Figure 3. SDS-PAGE and Western blotting analysis of mt-PA after purification.

(a) Detection of mt-PA after the 2nd step of purification using SDS-PAGE procedure. (Lane 1) Before size exclusion chromatography. (Lane 2) First peak. (Lane 4) Mt-PA. (Lane 5) Unstained Protein MW Marker (Thermo Scientific). (b) Western blotting analysis of formulated purified mt-PA. (Lane 1) Alteplase as positive control. (Lane 2) Prestained Protein Marker (Fermentas). (Lane 3) Supernatant from non-transfected Expi293F cell culture medium (negative control). (Lane 4) Formulated purified mt-PA with 43 kDa size.

Figure 4. Plasma activity of mt-PA and Alteplase after their intravenous administration to rats.

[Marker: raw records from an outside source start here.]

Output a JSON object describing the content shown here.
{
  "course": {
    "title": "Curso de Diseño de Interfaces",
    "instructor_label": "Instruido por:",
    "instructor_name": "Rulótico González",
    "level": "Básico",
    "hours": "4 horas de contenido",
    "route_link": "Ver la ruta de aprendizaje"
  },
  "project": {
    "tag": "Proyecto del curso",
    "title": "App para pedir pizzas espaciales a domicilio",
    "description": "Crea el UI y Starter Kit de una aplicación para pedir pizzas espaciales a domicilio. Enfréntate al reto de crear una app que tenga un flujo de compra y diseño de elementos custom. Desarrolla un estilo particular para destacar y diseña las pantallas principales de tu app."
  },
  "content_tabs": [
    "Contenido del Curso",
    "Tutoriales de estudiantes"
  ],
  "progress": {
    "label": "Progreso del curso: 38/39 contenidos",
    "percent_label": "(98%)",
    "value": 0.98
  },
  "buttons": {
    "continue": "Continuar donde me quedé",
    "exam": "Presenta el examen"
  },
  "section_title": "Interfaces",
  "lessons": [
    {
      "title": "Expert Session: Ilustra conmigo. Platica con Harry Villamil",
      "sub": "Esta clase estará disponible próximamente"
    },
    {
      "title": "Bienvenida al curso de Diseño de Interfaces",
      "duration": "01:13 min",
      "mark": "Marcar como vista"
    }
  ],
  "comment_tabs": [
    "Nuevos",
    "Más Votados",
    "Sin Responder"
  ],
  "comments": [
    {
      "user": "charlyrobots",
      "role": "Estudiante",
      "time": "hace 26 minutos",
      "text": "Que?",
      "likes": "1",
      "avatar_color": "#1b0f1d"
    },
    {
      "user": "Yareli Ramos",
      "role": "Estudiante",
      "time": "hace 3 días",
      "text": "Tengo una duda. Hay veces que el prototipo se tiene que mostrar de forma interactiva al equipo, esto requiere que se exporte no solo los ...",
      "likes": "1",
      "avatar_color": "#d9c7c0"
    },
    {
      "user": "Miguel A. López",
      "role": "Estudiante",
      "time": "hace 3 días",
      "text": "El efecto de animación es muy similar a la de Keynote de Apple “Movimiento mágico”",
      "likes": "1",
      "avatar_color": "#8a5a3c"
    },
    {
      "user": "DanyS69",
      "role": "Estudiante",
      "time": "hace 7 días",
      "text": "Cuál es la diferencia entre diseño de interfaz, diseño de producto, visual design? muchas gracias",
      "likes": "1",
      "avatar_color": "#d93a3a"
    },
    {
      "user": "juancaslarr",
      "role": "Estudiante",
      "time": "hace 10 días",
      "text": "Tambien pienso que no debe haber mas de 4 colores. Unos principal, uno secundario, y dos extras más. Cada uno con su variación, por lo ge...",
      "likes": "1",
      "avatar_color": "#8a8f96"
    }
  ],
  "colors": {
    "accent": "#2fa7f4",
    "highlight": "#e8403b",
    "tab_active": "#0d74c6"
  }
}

(a) Plasma activity of a 100 IU mt-PA after i.v. bolus injection to three rats. (b) Plasma activity of a 200 IU mt-PA after i.v. bolus injection to four rats. (c) Plasma activity of a 400 IU mt-PA after i.v. bolus injection to six rats. (d) Plasma activity of a 4000 IU Alteplase after i.v. bolus injection to six rats. (e) The comparison of mean (Mean ± SD) plasma activity of 400 IU mt-PA and 4000 IU Alteplase after intravenous administration to rats (n = 6).

Figure 5. Box plot of parameter model estimates of individual values over different treatment and dosing amount were determined from a pharmacokinetics model in rat.

Abbreviations: A, the y-intercept of the distribution phase; B, the y-intercept of the elimination phase; α, the distribution slope; β, the elimination slope.